Ce n’est pas par la voix que cette nouvelle langue doit se transmettre mais par les écarts, les sons gutturaux : dans cette distorsion qui éloigne de la norme, déformant les désinences, réduisant les mots à l’os pour les faire refleurir avec des volutes baroques, en faisant vibrer les différences entre deux calques qui ne peuvent pas être identiques. Ce n’est pas tant une langue qui choisit de se mesurer avec la réalité (même s’il s’agit d’une réalité fragmentée, stratifiée, multiformes et qui impose donc le pastiche, la superposition de différents registres et argots). Il s’agit au contraire d’une langue qui revient à elle-même et qui même en première instance se révolte contre elle-même et ses propres règles. Elle se cristallise dans les clichés qu’elle invente puis elle s’insurge.
C’est le monologuant qui se voit chargé de la gestion du langage, il doit articuler dans l’élémentaire caractérisation des personnages les registres d’une langue désormais incomparable avec son mélange de grecquismes, latinismes, francisismes, germanismes, espagnolismes estropiés avec les métaphores du bas langage teinté par l’univers paysan mis à jour avec d’autres composantes comme le son qui conserve de manière typiquement populaire les traces des humeurs dans la fréquence des altérations augmentatives ou péjoratives des noms avec les effets onomatopéiques des altérations des sifflantes (la s en z) ou des gutturalisations impropres (du son j en g) avec les ajustements ludiques et approximatifs pour faire fonctionner la rime.
Ce n’est pas la nostalgie d’un passé irrécupérable mais la conscience, la recherche de l’authenticité expressive dans l’Italie d’aujourd’hui qui est en jeu.
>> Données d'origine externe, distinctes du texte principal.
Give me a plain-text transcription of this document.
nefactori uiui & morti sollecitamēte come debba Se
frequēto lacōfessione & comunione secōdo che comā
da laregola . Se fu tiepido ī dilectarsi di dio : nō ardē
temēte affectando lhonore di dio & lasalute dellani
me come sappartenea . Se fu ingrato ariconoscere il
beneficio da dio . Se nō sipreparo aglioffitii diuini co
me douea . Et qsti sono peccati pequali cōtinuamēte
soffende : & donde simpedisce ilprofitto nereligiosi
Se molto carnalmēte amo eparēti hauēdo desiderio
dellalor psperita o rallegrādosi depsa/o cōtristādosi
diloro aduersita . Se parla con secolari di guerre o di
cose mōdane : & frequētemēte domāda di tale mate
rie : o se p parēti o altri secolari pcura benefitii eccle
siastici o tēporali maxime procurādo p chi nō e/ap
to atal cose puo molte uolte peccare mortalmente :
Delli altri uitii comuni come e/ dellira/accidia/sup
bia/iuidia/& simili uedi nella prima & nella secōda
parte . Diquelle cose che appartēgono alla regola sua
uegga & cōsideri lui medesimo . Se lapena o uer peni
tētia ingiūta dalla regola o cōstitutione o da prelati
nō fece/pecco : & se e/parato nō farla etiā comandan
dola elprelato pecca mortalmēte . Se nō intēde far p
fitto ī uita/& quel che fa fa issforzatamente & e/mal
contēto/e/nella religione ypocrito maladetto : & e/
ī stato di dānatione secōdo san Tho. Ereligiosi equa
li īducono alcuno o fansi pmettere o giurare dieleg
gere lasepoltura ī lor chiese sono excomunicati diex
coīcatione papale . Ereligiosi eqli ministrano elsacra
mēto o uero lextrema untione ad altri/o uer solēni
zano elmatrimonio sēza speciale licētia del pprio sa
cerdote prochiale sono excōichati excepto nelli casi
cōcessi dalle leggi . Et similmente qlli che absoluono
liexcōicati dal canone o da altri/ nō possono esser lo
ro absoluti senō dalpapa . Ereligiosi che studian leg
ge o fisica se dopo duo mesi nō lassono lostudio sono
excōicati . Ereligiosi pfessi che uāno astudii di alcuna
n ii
Oreste, un fois qu’il a accompli le double assassinat se repend en reniant la « grande boucherie de la vengeance » au noms de concepts complètement neufs qui n’appartiennent pas au registre grecque. Oreste est profondément sanglant mais aussi drôle et comique par l’expressivité de son langage dans lequel Clytemnestre est pour ses enfants « une vache profanée » ou « une pauvre poulette dévastée », Electre devient électrique grâce à l’intervention de Marconi et la langue d’Egisthe devient « écarlatée » par la peur.
Les accents mélodramatiques s’entremêlent avec les accents tragiques. Le Grand Guignol épouse le comique, la grandeur de l’œuvre d’Eschyle se retrouve immergé dans un quotidien grotesque dans le cadre de la province milanaise.
Dans notre traduction, nous nous sommes heurtés à plusieurs difficultés : le respect de la rime, la différence de niveau de langage, les néologismes, la gutturalisation, l’invention linguistique pour obtenir la rime, les sifflantes et la rythmique courte de la phrase.
La traduction nous semble assez fidèle dans l’ensemble car nous avons répondu à la contrainte en reproduisant sans complexe les altérations qui existaient dans l’original sur la base française n’hésitant pas à rentrer progressivement dans une étrangeté dont la réception nous semble devenir peu à peu naturelle. Le plus difficile s’est révélé être la longueur du vers, sensiblement plus long en français si l’on veut tout de même respecter le sens de l’œuvre.
En revanche la deuxième partie nous amène vers une recherche plus épurée et plus lyrique plus proche de ce que nous avons déjà traduit dans Trois Lais qui constitue la dernière trilogie monologique de Giovanni Testori, unique œuvre postérieure à désOrest’.